A mechanism to perform an ultrasonic examination including a scan surface in the radial direction is provided at a position on the proximal end side of the forward end cap 19 of the distal hard part 2c. As is apparent from FIG. 6, this mechanism is made up of an array of a large number of ultrasonic vibrators arranged in a circumferential direction. The ultrasonic vibrators 21 are arranged in the form of a circle or a circular arc (for example, an angle of 270 degrees or more) so as to perform electronic scanning. A backing layer 22 is mounted on the inner circumference side of the ultrasonic vibrators 21 arranged in this way, and a sound lens 23 is mounted on the outer circumference side thereof. The ultrasonic vibrators 21, the backing layer 22, and the sound lens 23 constitute an ultrasonic transducer 24.

Each ultrasonic vibrator 21 has two electrodes 25 and 26. The electrode 25 that is one of the two electrodes is a common electrode 25 shared among all of the ultrasonic vibrators 21 (or among each set of a predetermined number of ultrasonic vibrators 21), whereas the other electrode 26 is individually used for each ultrasonic vibrator 21. The individual electrode 26 of the ultrasonic vibrators 21 is connected to wires 27. For this reason, flexible boards 28 and 29 are connected to the front and the rear of the ultrasonic transducer 24, respectively.
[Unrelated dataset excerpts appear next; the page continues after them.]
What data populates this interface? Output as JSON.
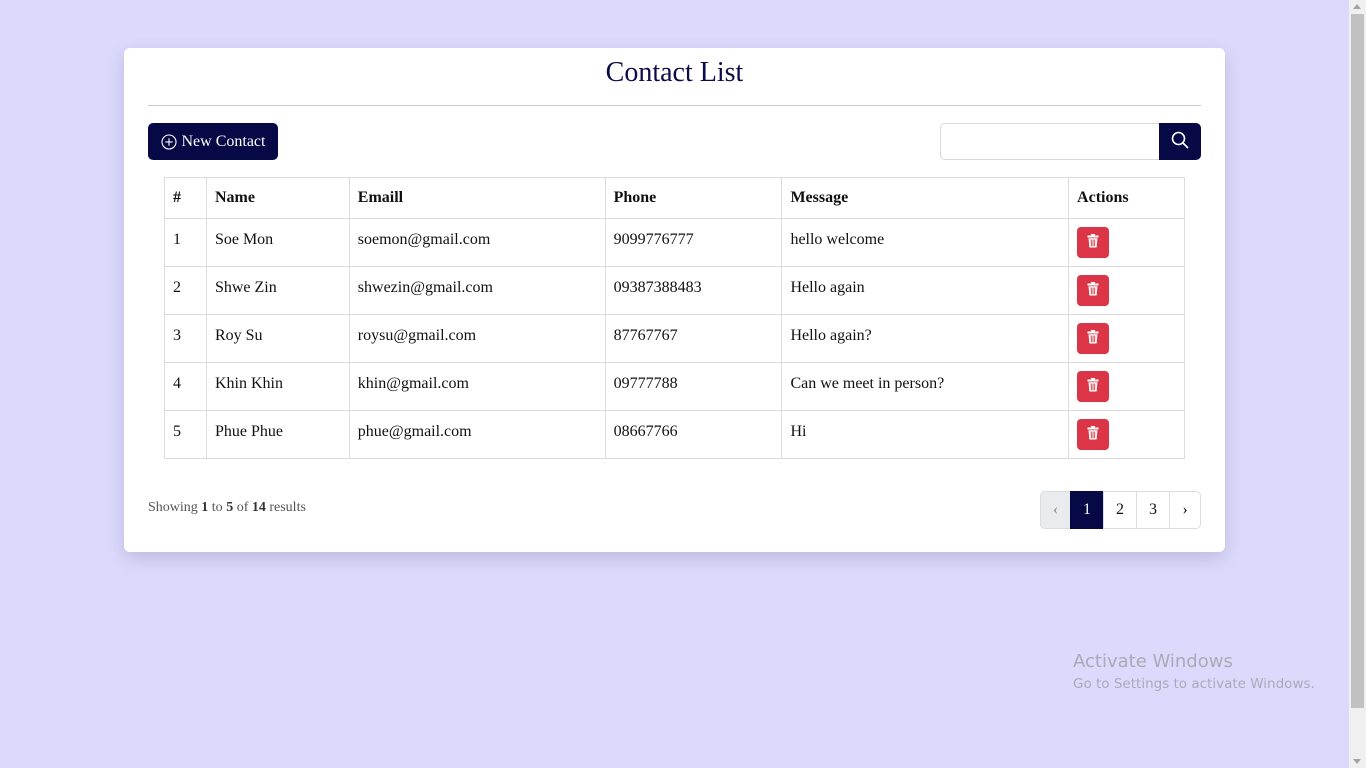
{
  "header": {
    "title": "Contact List"
  },
  "toolbar": {
    "new_contact_label": "New Contact",
    "new_contact_icon": "plus-circle-icon",
    "search_placeholder": "",
    "search_icon": "search-icon"
  },
  "table": {
    "columns": [
      "#",
      "Name",
      "Emaill",
      "Phone",
      "Message",
      "Actions"
    ],
    "rows": [
      {
        "num": "1",
        "name": "Soe Mon",
        "email": "soemon@gmail.com",
        "phone": "9099776777",
        "message": "hello welcome"
      },
      {
        "num": "2",
        "name": "Shwe Zin",
        "email": "shwezin@gmail.com",
        "phone": "09387388483",
        "message": "Hello again"
      },
      {
        "num": "3",
        "name": "Roy Su",
        "email": "roysu@gmail.com",
        "phone": "87767767",
        "message": "Hello again?"
      },
      {
        "num": "4",
        "name": "Khin Khin",
        "email": "khin@gmail.com",
        "phone": "09777788",
        "message": "Can we meet in person?"
      },
      {
        "num": "5",
        "name": "Phue Phue",
        "email": "phue@gmail.com",
        "phone": "08667766",
        "message": "Hi"
      }
    ],
    "delete_icon": "trash-icon"
  },
  "summary": {
    "prefix": "Showing",
    "from": "1",
    "to_word": "to",
    "to": "5",
    "of_word": "of",
    "total": "14",
    "suffix": "results"
  },
  "pagination": {
    "prev": "‹",
    "pages": [
      "1",
      "2",
      "3"
    ],
    "active": "1",
    "next": "›"
  },
  "watermark": {
    "line1": "Activate Windows",
    "line2": "Go to Settings to activate Windows."
  },
  "colors": {
    "page_bg": "#dcdafc",
    "primary": "#070846",
    "danger": "#dc3545",
    "title": "#0b0b4a"
  }
}
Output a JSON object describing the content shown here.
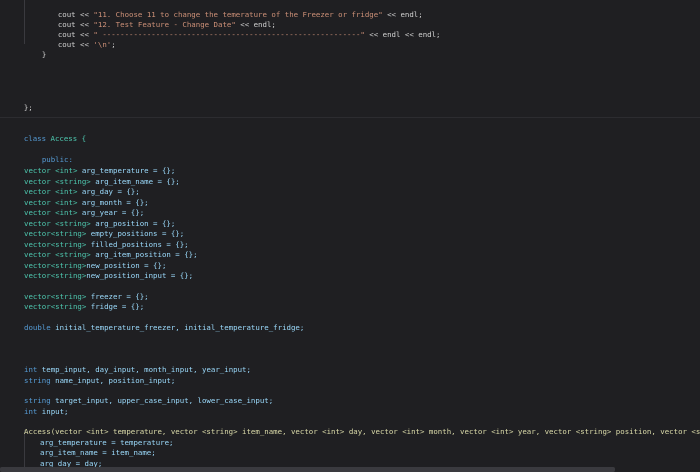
{
  "code": {
    "l1": {
      "a": "cout << ",
      "b": "\"11. Choose 11 to change the temerature of the Freezer or fridge\"",
      "c": " << endl;"
    },
    "l2": {
      "a": "cout << ",
      "b": "\"12. Test Feature - Change Date\"",
      "c": " << endl;"
    },
    "l3": {
      "a": "cout << ",
      "b": "\" ----------------------------------------------------------\"",
      "c": " << endl << endl;"
    },
    "l4": {
      "a": "cout << ",
      "b": "'\\n'",
      "c": ";"
    },
    "l5": "}",
    "l6": "};",
    "l7": {
      "kw": "class",
      "name": " Access {"
    },
    "l8": "public:",
    "vars1": [
      {
        "t": "vector <int>",
        "n": " arg_temperature = {};"
      },
      {
        "t": "vector <string>",
        "n": " arg_item_name = {};"
      },
      {
        "t": "vector <int>",
        "n": " arg_day = {};"
      },
      {
        "t": "vector <int>",
        "n": " arg_month = {};"
      },
      {
        "t": "vector <int>",
        "n": " arg_year = {};"
      },
      {
        "t": "vector <string>",
        "n": " arg_position = {};"
      },
      {
        "t": "vector<string>",
        "n": " empty_positions = {};"
      },
      {
        "t": "vector<string>",
        "n": " filled_positions = {};"
      },
      {
        "t": "vector <string>",
        "n": " arg_item_position = {};"
      },
      {
        "t": "vector<string>",
        "n": "new_position = {};"
      },
      {
        "t": "vector<string>",
        "n": "new_position_input = {};"
      }
    ],
    "vars2": [
      {
        "t": "vector<string>",
        "n": " freezer = {};"
      },
      {
        "t": "vector<string>",
        "n": " fridge = {};"
      }
    ],
    "dbl": {
      "t": "double",
      "n": " initial_temperature_freezer, initial_temperature_fridge;"
    },
    "ints": {
      "t": "int",
      "n": " temp_input, day_input, month_input, year_input;"
    },
    "strs": {
      "t": "string",
      "n": " name_input, position_input;"
    },
    "strs2": {
      "t": "string",
      "n": " target_input, upper_case_input, lower_case_input;"
    },
    "int2": {
      "t": "int",
      "n": " input;"
    },
    "ctor": "Access(vector <int> temperature, vector <string> item_name, vector <int> day, vector <int> month, vector <int> year, vector <string> position, vector <string> it",
    "body1": "arg_temperature = temperature;",
    "body2": "arg_item_name = item_name;",
    "body3": "arg_day = day;"
  }
}
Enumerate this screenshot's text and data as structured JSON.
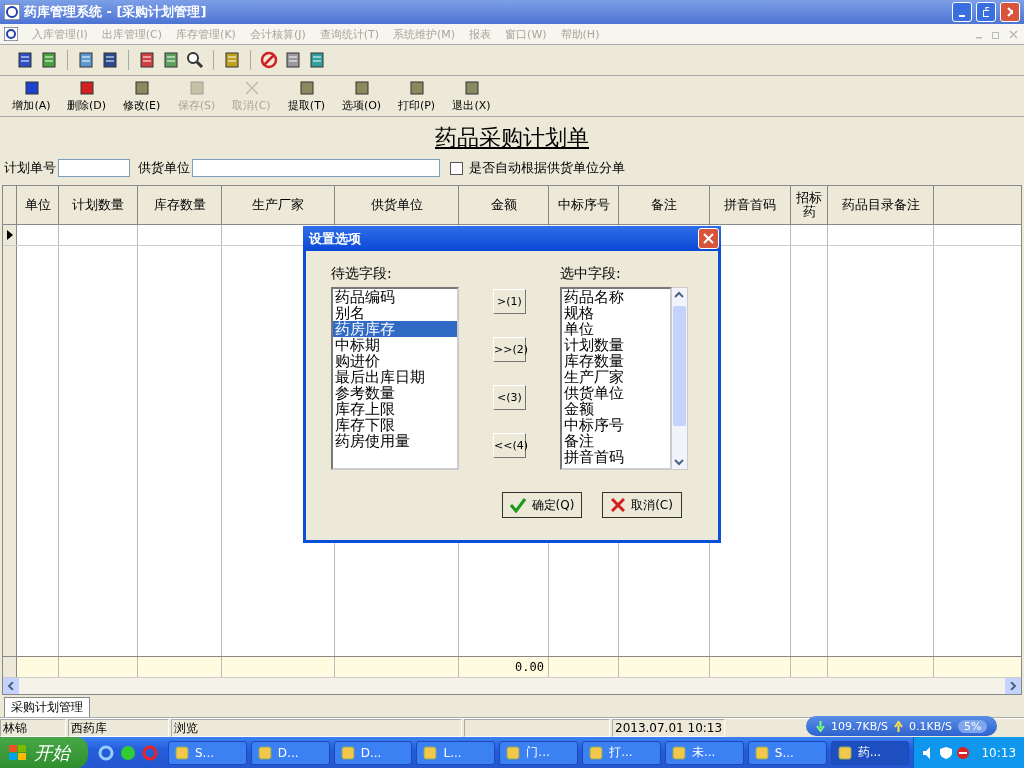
{
  "window": {
    "title": "药库管理系统 - [采购计划管理]"
  },
  "menu": [
    {
      "label": "入库管理(I)",
      "disabled": true
    },
    {
      "label": "出库管理(C)",
      "disabled": true
    },
    {
      "label": "库存管理(K)",
      "disabled": true
    },
    {
      "label": "会计核算(J)",
      "disabled": true
    },
    {
      "label": "查询统计(T)",
      "disabled": true
    },
    {
      "label": "系统维护(M)",
      "disabled": true
    },
    {
      "label": "报表",
      "disabled": true
    },
    {
      "label": "窗口(W)",
      "disabled": true
    },
    {
      "label": "帮助(H)",
      "disabled": true
    }
  ],
  "toolbar": [
    {
      "label": "增加(A)",
      "disabled": false
    },
    {
      "label": "删除(D)",
      "disabled": false
    },
    {
      "label": "修改(E)",
      "disabled": false
    },
    {
      "label": "保存(S)",
      "disabled": true
    },
    {
      "label": "取消(C)",
      "disabled": true
    },
    {
      "label": "提取(T)",
      "disabled": false
    },
    {
      "label": "选项(O)",
      "disabled": false
    },
    {
      "label": "打印(P)",
      "disabled": false
    },
    {
      "label": "退出(X)",
      "disabled": false
    }
  ],
  "form": {
    "title": "药品采购计划单",
    "plan_no_label": "计划单号",
    "supplier_label": "供货单位",
    "auto_split": {
      "label": "是否自动根据供货单位分单",
      "checked": false
    }
  },
  "table": {
    "columns": [
      "单位",
      "计划数量",
      "库存数量",
      "生产厂家",
      "供货单位",
      "金额",
      "中标序号",
      "备注",
      "拼音首码",
      "招标药",
      "药品目录备注"
    ],
    "total_amount": "0.00"
  },
  "bottom_tabs": [
    {
      "label": "采购计划管理",
      "selected": true
    }
  ],
  "status_bar": [
    "林锦",
    "西药库",
    "浏览",
    "2013.07.01 10:13"
  ],
  "net_monitor": {
    "download": "109.7KB/S",
    "upload": "0.1KB/S",
    "usage": "5%"
  },
  "taskbar": {
    "start": "开始",
    "tasks": [
      {
        "label": "S...",
        "selected": false
      },
      {
        "label": "D...",
        "selected": false
      },
      {
        "label": "D...",
        "selected": false
      },
      {
        "label": "L...",
        "selected": false
      },
      {
        "label": "门...",
        "selected": false
      },
      {
        "label": "打...",
        "selected": false
      },
      {
        "label": "未...",
        "selected": false
      },
      {
        "label": "S...",
        "selected": false
      },
      {
        "label": "药...",
        "selected": true
      }
    ],
    "clock": "10:13"
  },
  "dialog": {
    "title": "设置选项",
    "available_label": "待选字段:",
    "available": [
      {
        "label": "药品编码",
        "selected": false
      },
      {
        "label": "别名",
        "selected": false
      },
      {
        "label": "药房库存",
        "selected": true
      },
      {
        "label": "中标期",
        "selected": false
      },
      {
        "label": "购进价",
        "selected": false
      },
      {
        "label": "最后出库日期",
        "selected": false
      },
      {
        "label": "参考数量",
        "selected": false
      },
      {
        "label": "库存上限",
        "selected": false
      },
      {
        "label": "库存下限",
        "selected": false
      },
      {
        "label": "药房使用量",
        "selected": false
      }
    ],
    "chosen_label": "选中字段:",
    "chosen": [
      "药品名称",
      "规格",
      "单位",
      "计划数量",
      "库存数量",
      "生产厂家",
      "供货单位",
      "金额",
      "中标序号",
      "备注",
      "拼音首码"
    ],
    "move_buttons": [
      ">(1)",
      ">>(2)",
      "<(3)",
      "<<(4)"
    ],
    "ok": "确定(Q)",
    "cancel": "取消(C)"
  }
}
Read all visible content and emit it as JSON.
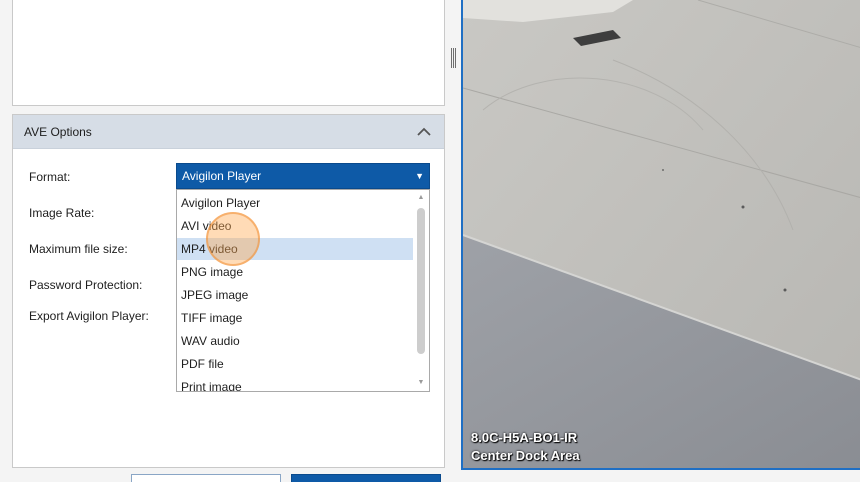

The wires 27 are electrically connected to wiring patterns formed on the flexible boards 28 and 29. On the other hand, what is needed for the common electrode 25 is to be connected to at least one wire. For this reason, the common electrode 25 is connected to either the flexible board 28 or the flexible board 29.

The ultrasonic transducer 24 is shaped roughly like a cylinder. The inner circumferential surface of the ultrasonic transducer 24 serves as a tunnel-like passage. Each member that constitutes the endoscopic observation section is inserted into the inside of the tunnel-like passage by the ultrasonic transducer 24, and is positioned closer to the forward end than the ultrasonic transducer 24, and is fixed to the endoscope attaching member 18 covered with the forward end cap 19. The distal end of the ultrasonic transducer 24 is in contact with the end surface of the forward end cap 19, and the proximal end thereof is in contact with the end surface of the connection member 30. The connection member 30 forms a connection part to the angle part 2b in the distal hard part 2c.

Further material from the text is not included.